講師は出光美術館の学芸部長の黒田泰三さん。
今回のテーマは「絵と画」の比較でもいうのでしょうか?
一口に「絵画」と呼ばれていますが、絵と画はもともと異なるものだったそうです。
つまり日本古来のやまと絵と、中国から輸入された水墨画に代表されるように、絵と画は違うのだそうです。
その特色として、「絵」のほうは、色を用いたもので、一目で「○○を描いたもの」と分かるものを指すそうです。そして当世風のものが描かれていました。
描いていた人は宮廷絵師と呼ばれる人たちでした。
これに対して、「画」というのはモノクロ(墨)の濃淡で描かれたもので、古典を題材にしたものが多かったそうで、精神性を重視していたそうです。そして武家が好み、禅宗の影響も多くあったそうです。
そういう違いがあるということ、全然知りませんでしたので、一つお勉強になりました。
やまと絵の代表としては「日月四季花鳥図屏風」が挙げられました。
これは1400年代の作品で、画面には太陽と月、桜や柳の植物、キジや鹿などの鳥や動物がたくさん描かれていました。
こちらはその屏風の右側の部分です。
こちrが左側の部分です。
水墨画の代表は雪舟の作品でした。
雪舟という人はそれまでの水墨画(絵の上のほうに漢詩が書かれていて、下に絵のある構成)とは大きく異なり、絵だけで勝負をしていました。また隅一色だけでなく、ほんのちょっぴりポイントに色を加えていたそうです。

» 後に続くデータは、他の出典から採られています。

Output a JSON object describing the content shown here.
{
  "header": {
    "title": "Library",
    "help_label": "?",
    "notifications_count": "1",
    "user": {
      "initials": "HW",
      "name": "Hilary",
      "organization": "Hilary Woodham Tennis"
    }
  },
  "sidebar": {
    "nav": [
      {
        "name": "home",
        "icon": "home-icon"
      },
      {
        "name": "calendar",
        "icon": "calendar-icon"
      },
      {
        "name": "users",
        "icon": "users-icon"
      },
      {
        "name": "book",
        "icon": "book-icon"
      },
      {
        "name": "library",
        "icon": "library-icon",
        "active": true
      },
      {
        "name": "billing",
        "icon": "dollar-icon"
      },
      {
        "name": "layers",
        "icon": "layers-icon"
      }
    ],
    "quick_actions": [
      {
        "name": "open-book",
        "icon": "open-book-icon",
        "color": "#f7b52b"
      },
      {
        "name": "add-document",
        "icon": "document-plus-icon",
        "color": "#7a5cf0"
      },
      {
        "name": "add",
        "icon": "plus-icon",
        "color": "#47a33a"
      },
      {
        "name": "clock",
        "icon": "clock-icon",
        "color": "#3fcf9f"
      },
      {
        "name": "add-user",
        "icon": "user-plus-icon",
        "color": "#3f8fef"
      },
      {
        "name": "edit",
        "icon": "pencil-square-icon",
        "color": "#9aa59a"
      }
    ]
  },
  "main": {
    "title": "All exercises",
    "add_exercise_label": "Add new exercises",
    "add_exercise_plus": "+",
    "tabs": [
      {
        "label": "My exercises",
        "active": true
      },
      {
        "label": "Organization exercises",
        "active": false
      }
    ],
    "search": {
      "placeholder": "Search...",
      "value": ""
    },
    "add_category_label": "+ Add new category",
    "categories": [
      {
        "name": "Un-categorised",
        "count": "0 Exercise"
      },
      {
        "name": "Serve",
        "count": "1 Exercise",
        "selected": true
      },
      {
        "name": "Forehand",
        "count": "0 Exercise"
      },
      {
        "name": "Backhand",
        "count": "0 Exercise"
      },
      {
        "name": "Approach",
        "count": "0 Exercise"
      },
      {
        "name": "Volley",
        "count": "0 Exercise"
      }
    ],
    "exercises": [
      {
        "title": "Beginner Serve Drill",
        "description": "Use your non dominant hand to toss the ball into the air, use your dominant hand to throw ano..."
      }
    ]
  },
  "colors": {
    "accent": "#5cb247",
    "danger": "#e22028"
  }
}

またこの人は、絵に署名を入れた初めての画家なんだそうです。
でも、雪舟の署名は分かりやすいので、かえって真似をされることもあったそうです。
私は水墨画というのにはほとんど興味がなくて、これまで展覧会などでもいつも素通りしていましたが、雪舟の絵は素敵でした。
次回は長谷川等伯と狩野探幽の作品を比べるそうです。
実は、この先生は、専門のお話よりもどちらかというと、ひょうひょうとした口調の無駄話が面白いのです。
このときには初対面の20歳代の若者から、面と向かって「まじっすか?」と声をかけられて面食らった、というエピソードがすごく面白かったですね。
「まじ」を「真面目」という意味ではなく、「そうなのですか?」という質問のニュアンスで使う若者に呆れてしまったというお話でした。
美術館の中だけで生活していると、現代の若者言葉に接することも少ないのかもしれませんが、それでも「僕もいつか誰かに向って、まじっすか、と言ってみたい」とおっしゃるところがとてもユニークな方だと思いました。
奥の深い美術の講義ですが、スライドを見ながら、楽しく学ばせて頂いています。